The Magic Faraway Tree: A New Adventure
Hodder Children’s, 2022
285pp., hbk., RRP $A35.00
2856pp., pbk., RRP $A14.99
Seventy-plus years ago, the stories of Enid Blyton were the core of the young child’s reading diet. A trip in the magic wishing chair or a visit to a land through the mysterious cloud above a huge tree were a much-anticipated part of the bedtime routine introducing us to the fantasy genre and leading us on to read series like The Famous Five and The Secret Seven or any other of her 700 books and 2000 short stories for ourselves.
Such were the memories made that that generation went on to share her work with their children, grandchildren and great-grandchildren, and some, like me, went on to become teachers and shared them with a new class of fans every year for 50 years!!! So to discover that Jacqueline Wilson had been given permission to weave new adventures among the branches of the Faraway Tree so new, modern readers can share the magic and mystery made this high on my list of review requests. And I’ve had my nose in it all afternoon not only meeting the new and familiar characters like Silky, Moonface, the Saucepan Man and Dame Washalot among others but recalling my own introduction to them all those years ago and the joy and wonder I’ve brought to children over the years when I have shared them.

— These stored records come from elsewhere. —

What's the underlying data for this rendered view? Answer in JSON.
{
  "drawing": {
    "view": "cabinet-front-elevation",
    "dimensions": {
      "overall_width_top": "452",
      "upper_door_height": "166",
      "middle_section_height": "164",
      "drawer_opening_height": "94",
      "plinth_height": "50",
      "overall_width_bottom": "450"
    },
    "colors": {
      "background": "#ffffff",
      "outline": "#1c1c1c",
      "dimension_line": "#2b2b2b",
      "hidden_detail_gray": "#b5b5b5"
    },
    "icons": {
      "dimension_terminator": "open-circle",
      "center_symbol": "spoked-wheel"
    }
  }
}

In this new adventure, Milo, Mia and Birdy are on a countryside holiday when they wander into an Enchanted Wood and following a rabbit who can speak to them through the thick forest with its mysterious whispering leaves, discover a beautiful tree that stands high above the rest. The Magic Faraway Tree is home to many remarkable creatures including a fairy called Silky, her best friend Moonface and more. Little Birdy is only too happy to find that fairies are real. Even her older brother and sister are soon won over by the magic of the Faraway Tree and the extraordinary places they discover above it.
Keeping true to the original concept, including the writing style, this is both a nostalgic visit to past pleasures as well as the gateway to reading the entire series which remains in print. IMO, this is one of the best series to introduce young readers to reading novels because each chapter is pretty much complete in itself making it ideal for a both a read-aloud session and a read-alone session, yet there is the continuity of both the storyline and the characters to be able to pick it up and set it down without having to orient yourself to a whole new read. While there is drama in each chapter . the plot remains straightforward so there are not too many twists and turns to confuse the novice reader.
My well-thumbed, well-read 1971 editions of the series have pride of place on my bookshelf, and this new adventure will be sitting there with them too, ready for when my grandchildren are ready to read it to theirs. Hachette, the publishers, kindly sent me a hardcover version but it is also available in paperback at a more accessible price so more generations can lose themselves in the magic.